The department has expanded a contract for the support and upgrade of the core platform for processing National Insurance and PAYE, representing 40p of every pound collected by the Treasury
HM Revenue and Customs has revealed a 50% expansion in the value of a major digital deal supporting the UK’s tax system, taking spending via the contract to more than £125m.
In February 2022, the tax agency entered into a five-year contract with Accenture covering the provision of “business application support and maintenance services for HMRC’s National Insurance and PAYE System (NPS)”.
According to commercial documents, the NPS digital platform is used to collect 40% of all money going into HM Treasury each year. The system has 40,000 users across HMRC and the Department for Work and Pensions and is part of the UK’s critical national infrastructure.
The deal with Accenture, which runs until 2027, was intended to provide “enhancement… [and] solution modernisation services [with] the intent… to disaggregate the NPS solution into a number of components in preparation for going to market in future”.
The agreement was originally slated to be worth £70.4m but, according to a recently released commercial notice, this figure has been raised by £35.2m. This takes total spending to £105.6m – equating to £126.7m, once VAT is included.
The notice says: “There has been a significant increase in the project work which was not envisaged and catered for at the time of the direct award. This will allow the continued provision of critical NPS services, support to major transformational projects and the continuation of the disaggregation programme.”
Other than the rise in spending – which represents an increase of 50% – there has been “no change to the contract scope and no change to the terms of the contract”, according to HMRC.
When the deal was first awarded directly to Accenture, the professional services firm was already the incumbent supplier of the services in question.
Related content
- HMRC to limit bids for major contact centre deal to big players
- HMRC plans digital service upgrades to deliver ‘consistent, personalised experience’

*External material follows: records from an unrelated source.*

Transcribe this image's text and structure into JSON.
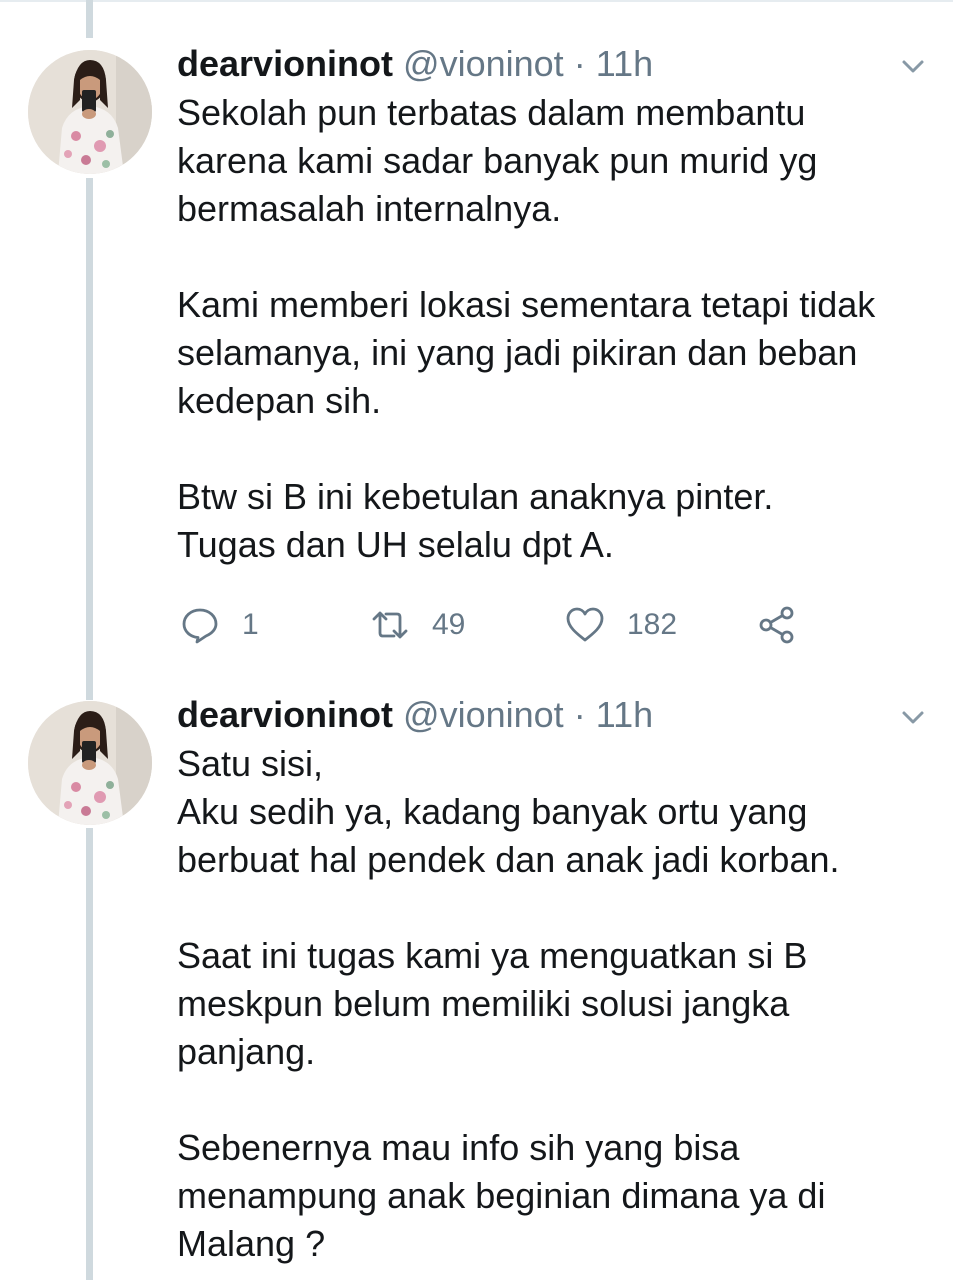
{
  "tweets": [
    {
      "name": "dearvioninot",
      "handle": "@vioninot",
      "separator": "·",
      "time": "11h",
      "paragraphs": [
        "Sekolah pun terbatas dalam membantu\nkarena kami sadar banyak pun murid yg\nbermasalah internalnya.",
        "Kami memberi lokasi sementara tetapi tidak\nselamanya, ini yang jadi pikiran dan beban\nkedepan sih.",
        "Btw si B ini kebetulan anaknya pinter.\nTugas dan UH selalu dpt A."
      ],
      "actions": {
        "reply_count": "1",
        "retweet_count": "49",
        "like_count": "182"
      }
    },
    {
      "name": "dearvioninot",
      "handle": "@vioninot",
      "separator": "·",
      "time": "11h",
      "paragraphs": [
        "Satu sisi,\nAku sedih ya, kadang banyak ortu yang\nberbuat hal pendek dan anak jadi korban.",
        "Saat ini tugas kami ya menguatkan si B\nmeskpun belum memiliki solusi jangka\npanjang.",
        "Sebenernya mau info sih yang bisa\nmenampung anak beginian dimana ya di\nMalang ?"
      ]
    }
  ],
  "icons": {
    "reply": "speech-bubble-icon",
    "retweet": "retweet-arrows-icon",
    "like": "heart-icon",
    "share": "share-nodes-icon",
    "more": "chevron-down-icon"
  },
  "colors": {
    "text": "#14171a",
    "secondary": "#657786",
    "thread_line": "#cfd9de"
  }
}
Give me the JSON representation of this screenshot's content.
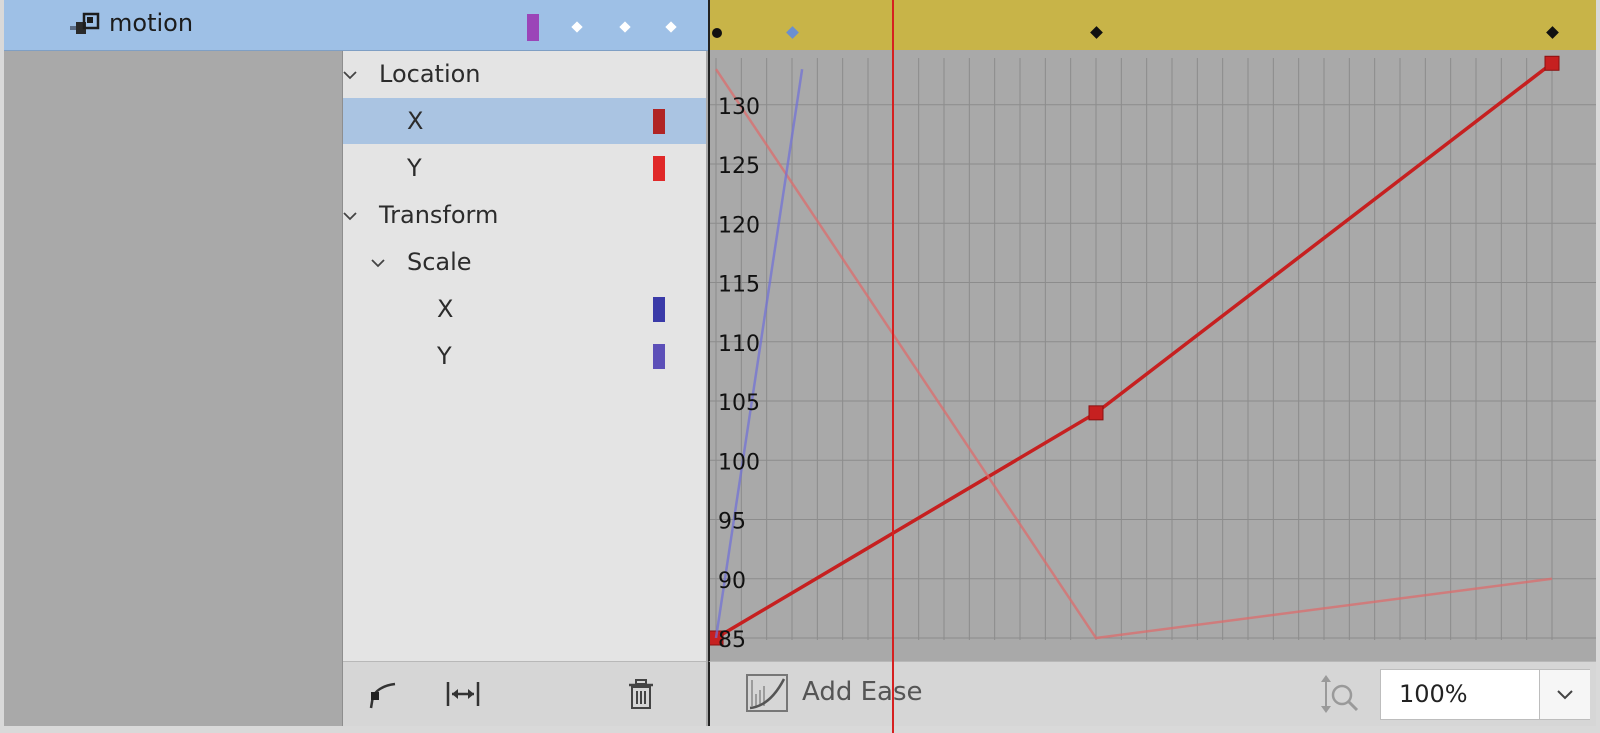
{
  "layer": {
    "name": "motion",
    "icon": "layer-link-icon",
    "color": "#9b45b8"
  },
  "tree": {
    "items": [
      {
        "label": "Location",
        "expanded": true,
        "depth": 0
      },
      {
        "label": "X",
        "depth": 1,
        "selected": true,
        "color": "#b02424"
      },
      {
        "label": "Y",
        "depth": 1,
        "color": "#e02828"
      },
      {
        "label": "Transform",
        "expanded": true,
        "depth": 0
      },
      {
        "label": "Scale",
        "expanded": true,
        "depth": 1
      },
      {
        "label": "X",
        "depth": 2,
        "color": "#3a3aa8"
      },
      {
        "label": "Y",
        "depth": 2,
        "color": "#5c4fb8"
      }
    ],
    "toolbar": {
      "curve_tool": "ease-curve-icon",
      "fit_width": "fit-horizontal-icon",
      "delete": "trash-icon"
    }
  },
  "timeline": {
    "strip_color": "#c8b448",
    "keys": [
      {
        "time": 0,
        "shape": "circle",
        "color": "#111111"
      },
      {
        "time": 3,
        "shape": "diamond",
        "color": "#6a8fd0"
      },
      {
        "time": 15,
        "shape": "diamond",
        "color": "#111111"
      },
      {
        "time": 33,
        "shape": "diamond",
        "color": "#111111"
      }
    ]
  },
  "playhead": {
    "time": 7,
    "color": "#d62020"
  },
  "graph": {
    "y_ticks": [
      130,
      125,
      120,
      115,
      110,
      105,
      100,
      95,
      90,
      85
    ],
    "time_range": [
      0,
      33
    ],
    "value_range": [
      85,
      133.5
    ],
    "curves": [
      {
        "name": "Location X",
        "color": "#c62020",
        "emphasis": "selected",
        "points": [
          [
            0,
            85
          ],
          [
            15,
            104
          ],
          [
            33,
            133.5
          ]
        ],
        "show_keys": true
      },
      {
        "name": "Location Y",
        "color": "#e06a6a",
        "emphasis": "faded",
        "points": [
          [
            0,
            133
          ],
          [
            15,
            85
          ],
          [
            33,
            90
          ]
        ],
        "show_keys": false
      },
      {
        "name": "Scale X",
        "color": "#6f6fd8",
        "emphasis": "faded",
        "points": [
          [
            0,
            85
          ],
          [
            3.4,
            133
          ]
        ],
        "show_keys": false
      }
    ]
  },
  "graph_toolbar": {
    "add_ease_label": "Add Ease",
    "add_ease_icon": "ease-curve-icon",
    "zoom_icon": "vertical-zoom-icon",
    "zoom_value": "100%",
    "zoom_dropdown_icon": "chevron-down-icon"
  }
}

- HMRC head Harra on service shortfalls and plans for a new digital roadmap
The newly released notice goes on to explain why HMRC needed to expand this deal to accommodate the required services – again, without any competitive process – and was not able to fulfil them via a new engagement or alternative provider.
The notice says: “A change of supplier is not feasible for technical reasons, as NPS has extremely high levels of technical and functional complexity. Accenture have managed these services for many years and have the in-depth knowledge of the HMRC NPS applications and business services and a change of supplier at this stage of the contract would put key services at serious risk.”
It adds: “There would be a significant increase in costs if a new supplier provided the service which would include major delays to programmes.”
But the programme of modernisation being delivered by Accenture is intended to “make the services suitable for competition in future and reduce vendor lock-in… [by disaggregating] NPS into six components to provide more open and independently maintainable business focused services”.
The notice says: “[NPS] has hugely complex processing engines, which are critical to calculate tax, as well as the administration of devolved powers at a subnational level between Scotland, Wales and the UK. This is a large, multifaceted service developed over time with complicated integration and interdependencies to other services within HMRC and external parties such as DWP and NS&I.”
At the same time as awarding the NPS deal to Accenture in early 2022, the department also signed a £215m agreement with Capgemini to deliver support, decommissioning and modernisation work “for a set of business-critical legacy HMRC applications”.